If you ask 20 people to describe what leadership means, you’ll likely get 20 different answers. For farm owners and operators, this creates the difficult task of developing new managers by cultivating a common set of leadership skills. It’s especially important if new managers are now responsible for former peers.
“One of the first steps of great leadership is understanding what your people need,” says Alex Andrews, manager of organizational development for Alberta-based Rocky Mountain Equipment, AGCO’s largest dealer in Canada. “Generation X has Baby Boomers on one side and Millennials on the other side. They have different needs. Leaders need to have a fluid, flexible management style.”
This advice (see below) can help ease new managers’ transition process.
How to Shift From Peer to Supervisor
1. Don’t Make Assumptions. “Great leaders don’t lead people, they lead individuals,” Andrews says. “Listen to your team members and get to know them personally. Ask what they want and need from you as a new manager and be humble.”
When an employee changes roles and becomes a manager, his or her relationships with co-workers will also change. “Especially when there’s a friend in the group, you can’t have the same conversations. You must set ground rules,” Andrews says. New managers should think about how they will be perceived and realize expectations and skills will change. “It will be lonely at times,” Andrews acknowledges.
2. Have Critical Conversations. Emerging leaders shouldn’t avoid difficult conversations when a problem arises within their team, Andrews says. They should make sure to speak face-to-face with employees. Find the “inarguable truth” and state your interpretation clearly and concisely to take away defensiveness, Andrews advises. Ask employees for their opinion of the situation and ask about their intentions.
Andrews tells of a young student enrolled in his Redshirt Apprenticeship Program in Canada. The man had driven a skid loader through a service door. Before jumping to conclusions and expressing anger, the student’s manager asked him to explain what had happened. It turned out the student’s steel-toed boot—which he wasn’t used to wearing—had become caught under the brake pedal.
3. Coach Your Team to Understand. Managers must learn whether their team understands the organization’s vision and expectations.
“Vision is everything for a leader,” writes business expert John C. Maxwell in the book “The 21 Indispensable Qualities of a Leader.” He adds: “Vision leads the leader. It paints the target. It sparks and fuels the fire within, and draws him forward. It is also the fire lighter for others who follow that leader.”
Verbalized expectations are important, too. “Did you establish the expectations?” Andrews asks. “As a new leader, you represent the organization to the team, but you also represent the team to the organization.” Realize employees don’t leave organizations. Rather, they leave managers. “Their frustration often is due to unmet expectations,” he points out.

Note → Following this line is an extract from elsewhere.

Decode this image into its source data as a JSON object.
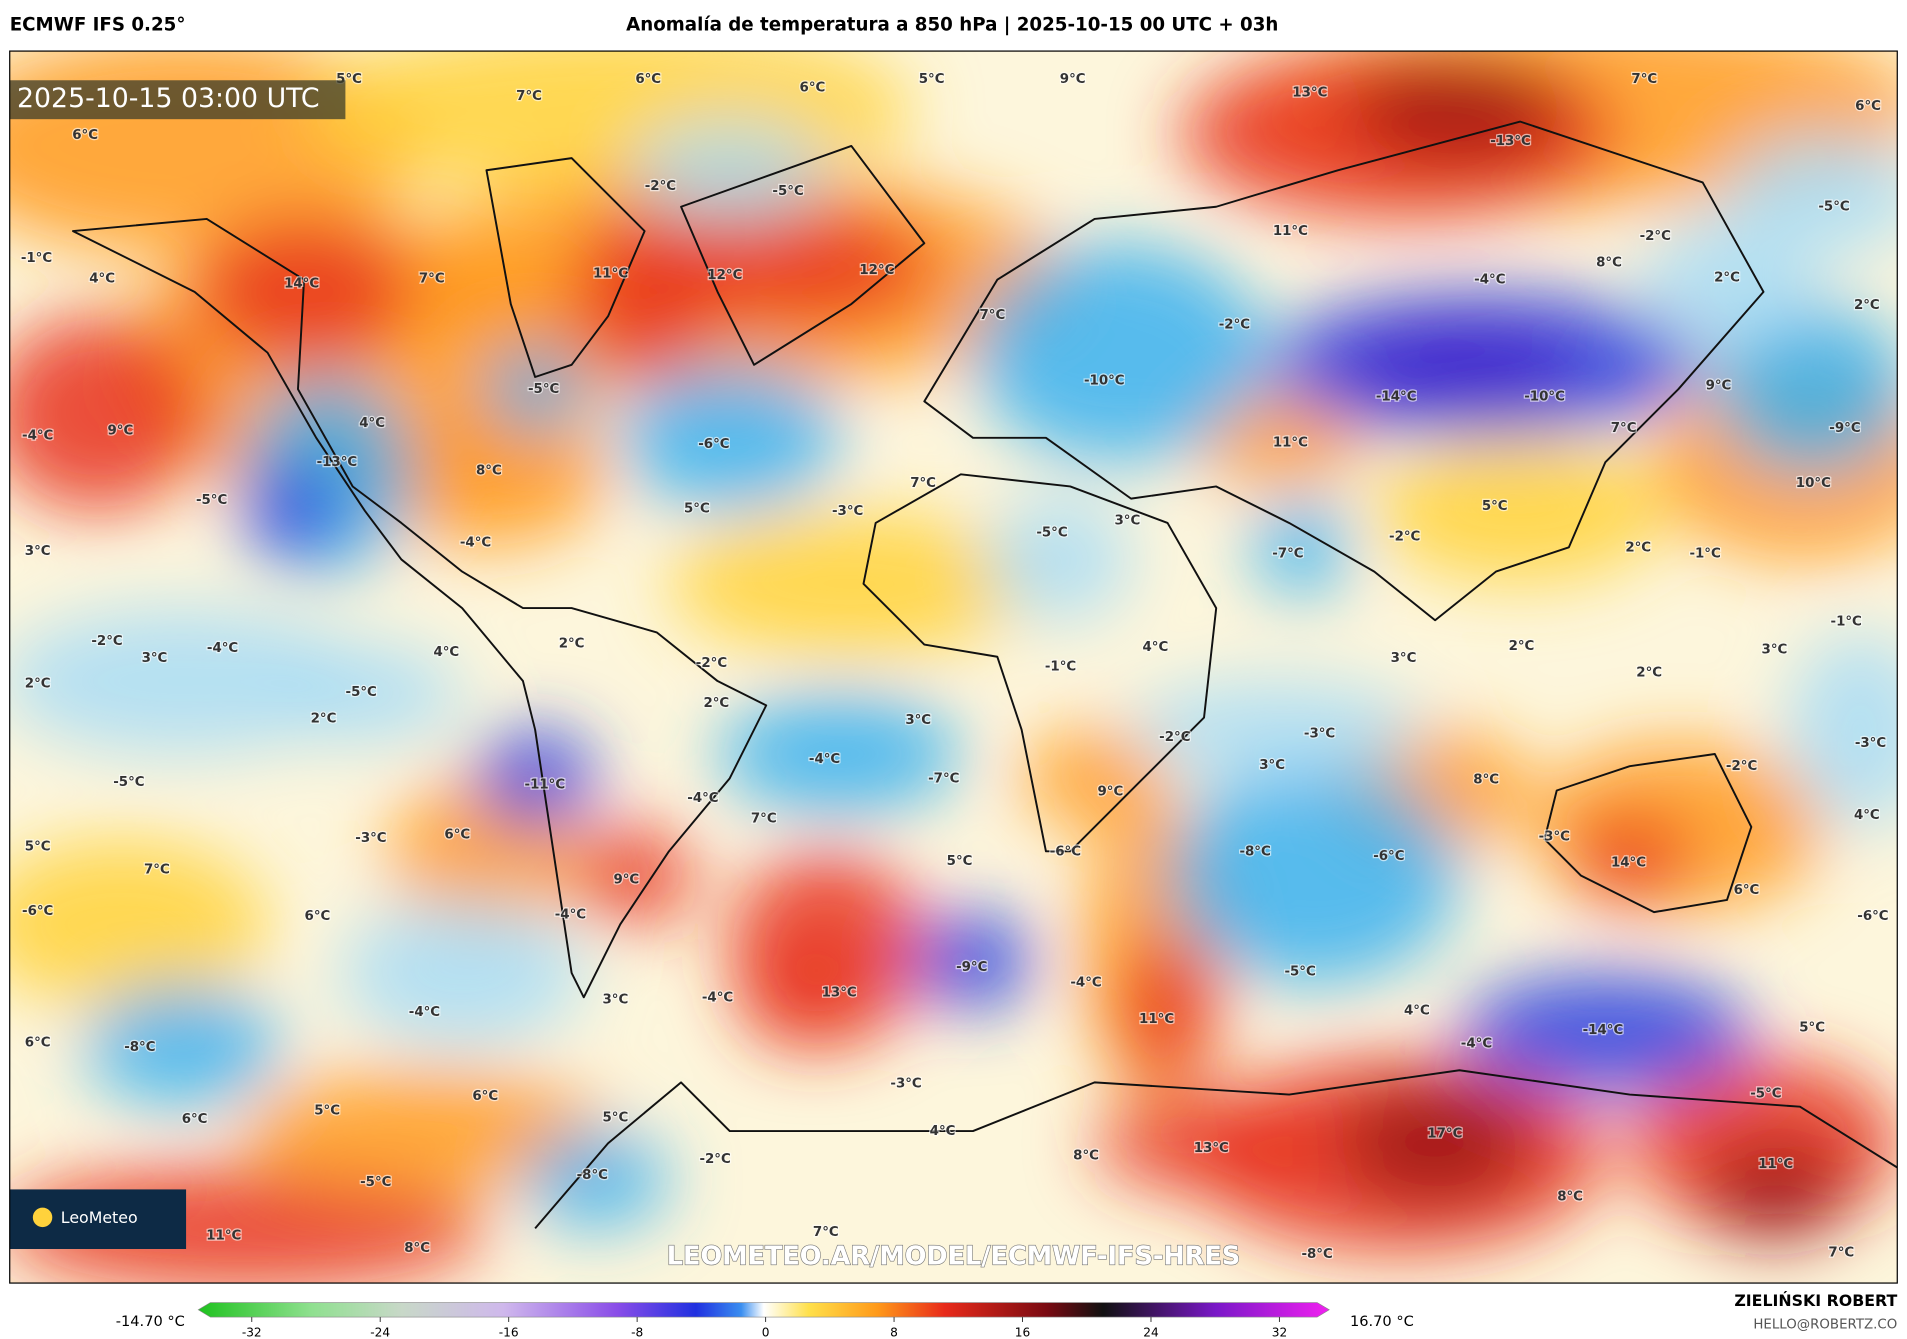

4. Ask Questions of Your Staff. Too often, new managers make the mistake of not getting input from staff members. “The more you know, the less you see. You ‘know everything,’ so you don’t listen,” Andrews explains. Great leaders ask great questions, so new managers need to be inquisitive. The more enlightened and responsive new managers can be, the more successful their businesses will be in the long term.